Deseas, en tus sueños, Que Arriba Perra/o and Es lo qué es - these are the terrible translations of American sayings that are not used here and don´t really translate, but we say them anyway. Literally they mean "you wish", "in your dreams", "What´s up bitch/dog?" and "it is what it is"

Qué guapa - this means "what a hard worker" and is used by Paraguayans every time I do ANYTHING manual, including carrying a dish to the sink or sweeping out my room. I don´t think they have high expectations for Americans and work.

Saludos - sending saludos by way of a mutual friend is how people tell each other they have a crush on them. The most serious kinds are given with a pinch on the arm and they mean business.

Thumbs up - this is done everywhere here and is a simple answer to pretty much any question. I will probably have carpal tunel in my thumbs when I leave here because I do this so much.

No se como comer esta - this is how one refuses food in Paraguay. Literally, it´s "I don´t know how to eat this" which creates an internal struggle for me each time it´s said because I want to be a smartass and explain that, just like any other food, you put in in your mouth and chew, but I don´t think that´s acceptable here.

No Más and Un poco - this is said after almost every phrase for no real reason other than to make everything sound like it´s not a big deal, even when it really is. Literally, it´s "No More" and "A Little", so the translations are something like "Sit down no more", "Come here a little", and "Do you want dinner no more?"

Cocido - this is a hot drink mixed by carmellizing sugar with a little yerba, adding just enough water to wet it, and then adding more sugar. It´s served by the thermos-full just before bed.

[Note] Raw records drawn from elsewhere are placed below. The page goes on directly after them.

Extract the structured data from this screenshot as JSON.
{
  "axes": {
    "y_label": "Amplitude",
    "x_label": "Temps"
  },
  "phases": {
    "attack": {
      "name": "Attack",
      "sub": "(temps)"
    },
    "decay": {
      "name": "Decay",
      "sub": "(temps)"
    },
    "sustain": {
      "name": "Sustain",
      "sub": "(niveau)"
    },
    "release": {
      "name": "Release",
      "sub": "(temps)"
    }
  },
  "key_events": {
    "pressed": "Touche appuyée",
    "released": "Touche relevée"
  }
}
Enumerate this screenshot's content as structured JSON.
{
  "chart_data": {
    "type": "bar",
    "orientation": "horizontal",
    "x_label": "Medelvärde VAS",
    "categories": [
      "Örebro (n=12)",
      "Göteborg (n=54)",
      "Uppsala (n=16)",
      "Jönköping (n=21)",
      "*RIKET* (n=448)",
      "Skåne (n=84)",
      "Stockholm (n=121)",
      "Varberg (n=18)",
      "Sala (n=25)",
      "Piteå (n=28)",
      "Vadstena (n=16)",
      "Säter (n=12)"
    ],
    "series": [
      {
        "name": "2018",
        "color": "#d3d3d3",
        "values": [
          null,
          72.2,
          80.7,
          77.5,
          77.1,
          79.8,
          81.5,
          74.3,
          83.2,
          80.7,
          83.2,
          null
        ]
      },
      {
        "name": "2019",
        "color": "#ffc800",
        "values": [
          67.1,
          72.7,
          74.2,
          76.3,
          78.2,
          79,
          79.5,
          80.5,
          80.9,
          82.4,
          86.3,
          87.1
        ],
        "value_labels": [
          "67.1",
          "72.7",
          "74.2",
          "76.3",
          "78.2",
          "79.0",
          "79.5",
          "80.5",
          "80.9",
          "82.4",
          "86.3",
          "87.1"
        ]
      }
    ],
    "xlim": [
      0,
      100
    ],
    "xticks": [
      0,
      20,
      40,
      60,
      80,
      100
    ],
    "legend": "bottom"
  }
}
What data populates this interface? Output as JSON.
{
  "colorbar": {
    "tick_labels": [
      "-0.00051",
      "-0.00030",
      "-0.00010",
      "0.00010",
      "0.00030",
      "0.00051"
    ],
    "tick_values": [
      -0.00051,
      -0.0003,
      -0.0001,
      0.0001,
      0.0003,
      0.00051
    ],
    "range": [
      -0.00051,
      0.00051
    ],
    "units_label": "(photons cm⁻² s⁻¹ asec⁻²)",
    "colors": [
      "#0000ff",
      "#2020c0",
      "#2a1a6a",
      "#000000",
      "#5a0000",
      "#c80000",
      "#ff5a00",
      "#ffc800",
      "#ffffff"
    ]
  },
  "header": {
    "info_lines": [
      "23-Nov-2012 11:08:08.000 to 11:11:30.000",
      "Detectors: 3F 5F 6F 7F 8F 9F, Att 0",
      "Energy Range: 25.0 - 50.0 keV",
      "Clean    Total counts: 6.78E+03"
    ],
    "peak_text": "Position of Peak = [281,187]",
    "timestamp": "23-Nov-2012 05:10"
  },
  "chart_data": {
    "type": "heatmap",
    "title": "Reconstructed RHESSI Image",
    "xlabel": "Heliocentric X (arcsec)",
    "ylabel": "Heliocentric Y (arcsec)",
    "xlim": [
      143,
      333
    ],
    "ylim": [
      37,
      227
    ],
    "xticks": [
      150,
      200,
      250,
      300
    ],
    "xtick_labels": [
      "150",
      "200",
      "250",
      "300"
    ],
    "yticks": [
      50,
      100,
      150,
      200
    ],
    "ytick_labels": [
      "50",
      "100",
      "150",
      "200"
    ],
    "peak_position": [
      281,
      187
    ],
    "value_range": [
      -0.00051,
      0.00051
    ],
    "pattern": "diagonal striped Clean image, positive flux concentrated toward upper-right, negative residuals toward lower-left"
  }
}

Mosto - this is to sugar what crack is to cocaine. It´s a "tradional" drink capable of putting even the sweetest tooth into a diabetic coma, and is served continuously at fun gatherings like funerals.

Ch-ch-ch-ch - this is the sound Paraguayans make to get each others´attention - like "Psst" . It´s especially used for catcalling, and they have nothing to follow it with - they just want you to look.